A fabric trader at Lagos Island, Lateef Babamole, said the development was not very beneficial to the traders because those that collect PVCs at the markets may be unable to vote at a different location.
“Traders may just collect for collecting sake as many of them do not live near the market areas at all and some even live in Ogun State.
“Because of this, they may not be able to vote at the end of the day.

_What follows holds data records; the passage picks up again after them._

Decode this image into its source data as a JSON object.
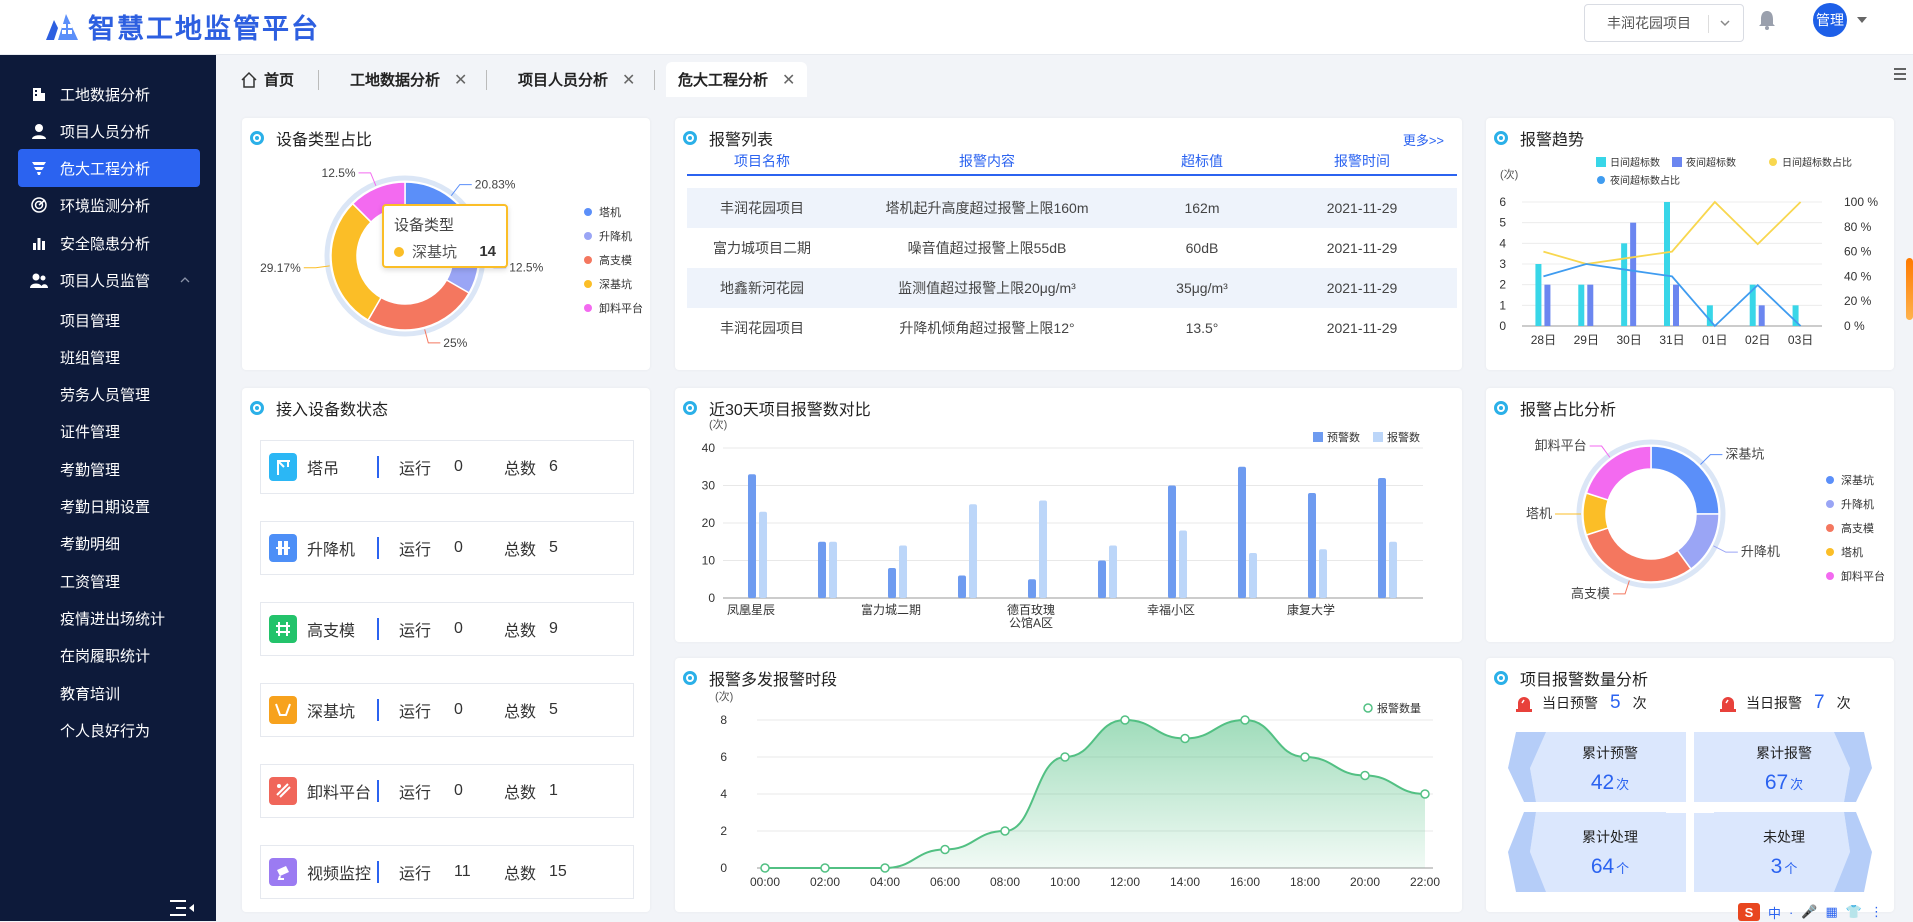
{
  "app": {
    "title": "智慧工地监管平台",
    "project_select": "丰润花园项目",
    "user_avatar": "管理"
  },
  "colors": {
    "accent": "#2b63f0",
    "sidebar_bg": "#0d1a3a",
    "teal": "#2bb0e8"
  },
  "sidebar": {
    "items": [
      {
        "label": "工地数据分析",
        "icon": "building-icon"
      },
      {
        "label": "项目人员分析",
        "icon": "user-icon"
      },
      {
        "label": "危大工程分析",
        "icon": "filter-icon",
        "active": true
      },
      {
        "label": "环境监测分析",
        "icon": "radar-icon"
      },
      {
        "label": "安全隐患分析",
        "icon": "bar-chart-icon"
      },
      {
        "label": "项目人员监管",
        "icon": "users-icon",
        "expanded": true
      }
    ],
    "sub_items": [
      "项目管理",
      "班组管理",
      "劳务人员管理",
      "证件管理",
      "考勤管理",
      "考勤日期设置",
      "考勤明细",
      "工资管理",
      "疫情进出场统计",
      "在岗履职统计",
      "教育培训",
      "个人良好行为"
    ]
  },
  "tabs": [
    {
      "label": "首页",
      "icon": "home-icon"
    },
    {
      "label": "工地数据分析",
      "closable": true
    },
    {
      "label": "项目人员分析",
      "closable": true
    },
    {
      "label": "危大工程分析",
      "closable": true,
      "active": true
    }
  ],
  "device_type": {
    "title": "设备类型占比",
    "tooltip": {
      "title": "设备类型",
      "name": "深基坑",
      "value": "14"
    },
    "labels": [
      "20.83%",
      "12.5%",
      "25%",
      "29.17%",
      "12.5%"
    ],
    "chart_data": {
      "type": "pie",
      "title": "设备类型占比",
      "slices": [
        {
          "name": "塔机",
          "value": 20.83,
          "color": "#5b8ff9"
        },
        {
          "name": "升降机",
          "value": 12.5,
          "color": "#9aa5f5"
        },
        {
          "name": "高支模",
          "value": 25,
          "color": "#f4775f"
        },
        {
          "name": "深基坑",
          "value": 29.17,
          "color": "#fbbe27"
        },
        {
          "name": "卸料平台",
          "value": 12.5,
          "color": "#f36af0"
        }
      ]
    }
  },
  "device_status": {
    "title": "接入设备数状态",
    "run_label": "运行",
    "total_label": "总数",
    "rows": [
      {
        "name": "塔吊",
        "run": "0",
        "total": "6",
        "icon": "crane-icon",
        "color": "#2bb7f5"
      },
      {
        "name": "升降机",
        "run": "0",
        "total": "5",
        "icon": "elevator-icon",
        "color": "#4d8ff7"
      },
      {
        "name": "高支模",
        "run": "0",
        "total": "9",
        "icon": "scaffold-icon",
        "color": "#23c36b"
      },
      {
        "name": "深基坑",
        "run": "0",
        "total": "5",
        "icon": "pit-icon",
        "color": "#f7a21d"
      },
      {
        "name": "卸料平台",
        "run": "0",
        "total": "1",
        "icon": "platform-icon",
        "color": "#f0665a"
      },
      {
        "name": "视频监控",
        "run": "11",
        "total": "15",
        "icon": "camera-icon",
        "color": "#9b7bf2"
      }
    ]
  },
  "alarm_list": {
    "title": "报警列表",
    "more": "更多>>",
    "headers": [
      "项目名称",
      "报警内容",
      "超标值",
      "报警时间"
    ],
    "rows": [
      [
        "丰润花园项目",
        "塔机起升高度超过报警上限160m",
        "162m",
        "2021-11-29"
      ],
      [
        "富力城项目二期",
        "噪音值超过报警上限55dB",
        "60dB",
        "2021-11-29"
      ],
      [
        "地鑫新河花园",
        "监测值超过报警上限20μg/m³",
        "35μg/m³",
        "2021-11-29"
      ],
      [
        "丰润花园项目",
        "升降机倾角超过报警上限12°",
        "13.5°",
        "2021-11-29"
      ]
    ]
  },
  "alarm_trend": {
    "title": "报警趋势",
    "unit": "(次)",
    "chart_data": {
      "type": "bar",
      "title": "报警趋势",
      "categories": [
        "28日",
        "29日",
        "30日",
        "31日",
        "01日",
        "02日",
        "03日"
      ],
      "ylim": [
        0,
        6
      ],
      "y2lim": [
        0,
        100
      ],
      "yticks": [
        "6",
        "5",
        "4",
        "3",
        "2",
        "1",
        "0"
      ],
      "y2ticks": [
        "100 %",
        "80 %",
        "60 %",
        "40 %",
        "20 %",
        "0 %"
      ],
      "legend": [
        "日间超标数",
        "夜间超标数",
        "日间超标数占比",
        "夜间超标数占比"
      ],
      "series": [
        {
          "name": "日间超标数",
          "values": [
            3,
            2,
            4,
            6,
            1,
            2,
            1
          ],
          "color": "#38d6e8"
        },
        {
          "name": "夜间超标数",
          "values": [
            2,
            2,
            5,
            2,
            0,
            1,
            0
          ],
          "color": "#6b86f0"
        },
        {
          "name": "日间超标数占比",
          "values": [
            60,
            50,
            55,
            60,
            100,
            66,
            100
          ],
          "color": "#f8d74f",
          "axis": "right"
        },
        {
          "name": "夜间超标数占比",
          "values": [
            40,
            50,
            45,
            40,
            0,
            33,
            0
          ],
          "color": "#3f9cf0",
          "axis": "right"
        }
      ]
    }
  },
  "compare30": {
    "title": "近30天项目报警数对比",
    "unit": "(次)",
    "chart_data": {
      "type": "bar",
      "title": "近30天项目报警数对比",
      "categories": [
        "凤凰星辰",
        "",
        "富力城二期",
        "",
        "德百玫瑰公馆A区",
        "",
        "幸福小区",
        "",
        "康复大学",
        ""
      ],
      "category_labels": [
        "凤凰星辰",
        "富力城二期",
        "德百玫瑰公馆A区",
        "幸福小区",
        "康复大学"
      ],
      "ylim": [
        0,
        40
      ],
      "yticks": [
        "40",
        "30",
        "20",
        "10",
        "0"
      ],
      "series": [
        {
          "name": "预警数",
          "values": [
            33,
            15,
            8,
            6,
            5,
            10,
            30,
            35,
            28,
            32
          ],
          "color": "#6e9bf0"
        },
        {
          "name": "报警数",
          "values": [
            23,
            15,
            14,
            25,
            26,
            14,
            18,
            12,
            13,
            15
          ],
          "color": "#bcd6f9"
        }
      ]
    }
  },
  "hourly": {
    "title": "报警多发报警时段",
    "unit": "(次)",
    "chart_data": {
      "type": "area",
      "title": "报警多发报警时段",
      "x": [
        "00:00",
        "02:00",
        "04:00",
        "06:00",
        "08:00",
        "10:00",
        "12:00",
        "14:00",
        "16:00",
        "18:00",
        "20:00",
        "22:00"
      ],
      "ylim": [
        0,
        8
      ],
      "yticks": [
        "8",
        "6",
        "4",
        "2",
        "0"
      ],
      "series": [
        {
          "name": "报警数量",
          "values": [
            0,
            0,
            0,
            1,
            2,
            6,
            8,
            7,
            8,
            6,
            5,
            4
          ],
          "color": "#52c083"
        }
      ]
    }
  },
  "ratio": {
    "title": "报警占比分析",
    "chart_data": {
      "type": "pie",
      "title": "报警占比分析",
      "slices": [
        {
          "name": "深基坑",
          "value": 25,
          "color": "#5b8ff9"
        },
        {
          "name": "升降机",
          "value": 15,
          "color": "#9aa5f5"
        },
        {
          "name": "高支模",
          "value": 30,
          "color": "#f4775f"
        },
        {
          "name": "塔机",
          "value": 10,
          "color": "#fbbe27"
        },
        {
          "name": "卸料平台",
          "value": 20,
          "color": "#f36af0"
        }
      ]
    }
  },
  "count": {
    "title": "项目报警数量分析",
    "today_warn_label": "当日预警",
    "today_warn": "5",
    "today_alarm_label": "当日报警",
    "today_alarm": "7",
    "unit_ci": "次",
    "unit_ge": "个",
    "boxes": [
      {
        "label": "累计预警",
        "value": "42",
        "unit": "次"
      },
      {
        "label": "累计报警",
        "value": "67",
        "unit": "次"
      },
      {
        "label": "累计处理",
        "value": "64",
        "unit": "个"
      },
      {
        "label": "未处理",
        "value": "3",
        "unit": "个"
      }
    ]
  },
  "ime": {
    "s": "S",
    "items": [
      "中",
      "·",
      "🎤",
      "▦",
      "👕",
      "⋮"
    ]
  }
}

Although, it is good to have the card, but the losses the market would record from having the card are not worth it,” he said.

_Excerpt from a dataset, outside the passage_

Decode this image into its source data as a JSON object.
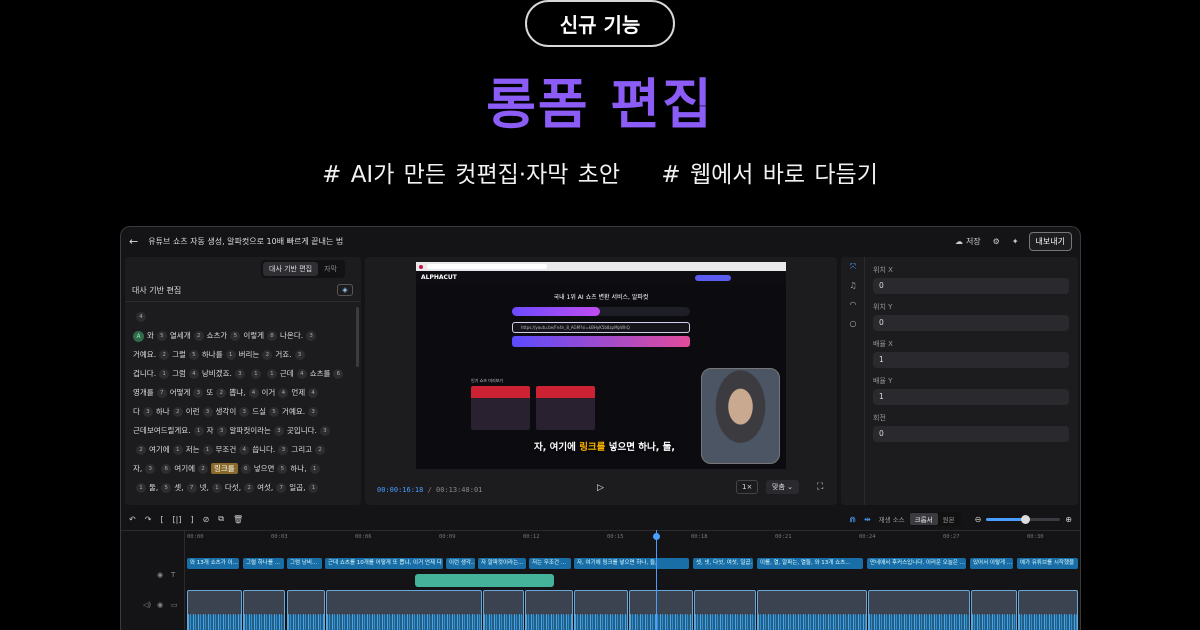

Activities at Aleshinliye Market in Ajah Area, were also at a low ebb partly as a result of the loss of a community leader and in adherence to market leadership directives.
A trader, Alice Barnabas, hanging around the market, said that the directive afforded many of the traders the opportunity to get their PVC which they had before now but which they did not have the chance to collect.
Also, traders at the Alimosho Local Government Area adhered to the directive of market leadership by locking up their shops.
A shop owner at Iyana- Ipaja Market, God-Power Chinedu, told NAN that, though, it was not easy for them to lock up their shops since Wednesday as business owners, it was a sacrifice for a national obligation.
Chinedu said that many of the traders were not able to register for the PVC since it started, due to the crowd at the various registration centres.
According to him, they were determined to do so within the timeframe declared for them to close their shops.
“I have been able to register mine yesterday but some of my sales boys and shop neighbours are still at various registration centres to get theirs done before the end of today,” he said.
Alhaja Sherifat Amoo, a rice seller at Ayobo Market, said that the government might need to extend the date for the registration of the PVC, as many of the traders were yet to be captured for the exercise due to the crowd.
“Many of us are yet to register for the PVC because of the crowd and would not be happy if we are disenfranchised.
“Government should consider us and extend the date so that we can also partake in the voting exercise,” she said.
Amoo, however, urged INEC to deploy more registration centres and officials to the Alimosho Local Government Area, as it was the largest in the state.